Maps showing changing geographies of synchrony in the forb Plantago erecta in Jasper Ridge Biological Preserve following invasion by the non‐native grass Bromus hordeaceus . Synchrony networks (Walter et al. 2017) represent plot locations as network nodes and pairwise synchrony between plots as links (edges). Synchrony was measured using Pearson correlation during two equal‐length periods prior to (1983–2000; panel a) and following (2002–2019; panel b) a marked increase in site‐wide Bromus cover. The strongest 10% of links are drawn. We hypothesise that Bromus becoming widespread altered the competitive environment for Plantago, changing the geography of synchrony. These results were based on a subset of the data from Hallett et al. (2021).

FIGURE 6

Figure illustrating the main idea of interacting Moran effects. If each of two environmental variables is itself spatially synchronous, then the degree of alignment of three lags determine the nature of interactions.

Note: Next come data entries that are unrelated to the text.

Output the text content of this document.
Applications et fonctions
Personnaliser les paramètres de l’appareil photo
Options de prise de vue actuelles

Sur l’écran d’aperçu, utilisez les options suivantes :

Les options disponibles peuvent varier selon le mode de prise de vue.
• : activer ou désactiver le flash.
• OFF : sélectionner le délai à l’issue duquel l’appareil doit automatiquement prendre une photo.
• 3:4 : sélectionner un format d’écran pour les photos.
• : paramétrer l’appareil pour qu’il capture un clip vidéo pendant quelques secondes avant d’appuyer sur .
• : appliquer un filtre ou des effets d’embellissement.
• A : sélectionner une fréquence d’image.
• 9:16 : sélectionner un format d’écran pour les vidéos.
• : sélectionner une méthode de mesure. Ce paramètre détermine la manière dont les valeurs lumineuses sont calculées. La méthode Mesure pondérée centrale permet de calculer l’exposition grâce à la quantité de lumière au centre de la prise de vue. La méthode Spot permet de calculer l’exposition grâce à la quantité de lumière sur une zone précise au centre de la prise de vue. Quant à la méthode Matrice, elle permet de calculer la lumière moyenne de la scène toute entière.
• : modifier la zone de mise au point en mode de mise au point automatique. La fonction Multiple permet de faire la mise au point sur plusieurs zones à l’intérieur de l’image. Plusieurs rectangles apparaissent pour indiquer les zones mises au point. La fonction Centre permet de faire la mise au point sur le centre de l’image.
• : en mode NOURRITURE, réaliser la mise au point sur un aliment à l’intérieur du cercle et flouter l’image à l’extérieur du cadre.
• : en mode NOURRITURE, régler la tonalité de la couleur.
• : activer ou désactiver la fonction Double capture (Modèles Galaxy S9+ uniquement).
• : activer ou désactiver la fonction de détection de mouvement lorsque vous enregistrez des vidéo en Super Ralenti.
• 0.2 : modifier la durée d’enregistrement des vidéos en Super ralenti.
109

Solid sine waves (a, c) represent the period‐20 components of an environmental driver in two locations (${\mathrm{ϵ}}_i^{\left(1\right)}$ for $i=1,2$) and dashed sine waves (b, d) are the period‐20 components of a different driver in the same locations (${\mathrm{ϵ}}_i^{\left(2\right)}$ for $i=1,2$). Black arrows are peak positive influences of environment on populations, lagged by $l_{e1}$ for ${\mathrm{ϵ}}_i^{\left(1\right)}$ and by $l_{e2}$ for ${\mathrm{ϵ}}_i^{\left(2\right)}$; these lags differ across the scenarios, but are the same across locations. Red arrows signify maximally negative effects. Peak positive effects of the same variable occur at similar times across locations, illustrated with rectangles, and corresponding to two Moran effects. In the synergistic scenario, the lag between the environmental variables ($l_n$) and the lags of their effects ($l_{e1}$ and $l_{e2}$) are aligned, so peak effects of ${\mathrm{ϵ}}_i^{\left(1\right)}$ coincide with peak effects of ${\mathrm{ϵ}}_i^{\left(2\right)}$, augmenting synchrony. In the antagonistic scenario, lags are misaligned. So peak positive effects of ${\mathrm{ϵ}}_i^{\left(1\right)}$ coincide with peak negative effects of ${\mathrm{ϵ}}_i^{\left(2\right)}$, and vice versa, reducing synchrony. Adapted with permission from Reuman et al. (2023).

FIGURE 7

Fluctuations in deer abundance (a) and deer‐vehicle collisions (b) across a 36‐year period. The solid black lines indicate statewide totals across Wisconsin, USA; 3–7 year fluctuations are visible, though superimposed on a trend (a) or a longer‐timescale fluctuation (b). The grey band indicates the 95% quantiles of state‐total time series based on surrogate (i.e., appropriately randomised) county‐level time series modelling what would have occurred if 3–7 year synchrony between the county‐level time series were absent (Anderson et al. 2021) but these local fluctuations were otherwise statistically unchanged: 3–7 year fluctuations in state‐total time series are then absent or much reduced, simply because of the removal of 3‐ to 7‐year synchrony between the county‐level time series. This indicates how timescale‐specific synchrony helps produce the state‐level periodicity. This figure adapted from Anderson et al. (2021).

FIGURE 8

Asymmetric tail associations in population synchrony and their mechanisms. (a, b) Right‐tail ATAs lead to greater synchrony at higher population sizes, leading to synchronous population booms. (c, d) Left‐tail ATAs lead to greater synchrony at lower population sizes, leading to synchronous busts. Left‐tail ATAs with synchronous population crashes may arise from ATAs in underlying environmental drivers or from nonlinear population responses to the environment (e, f), see Section 5.3 for details. Panels (a–d) are reproduced from Walter et al. (2022).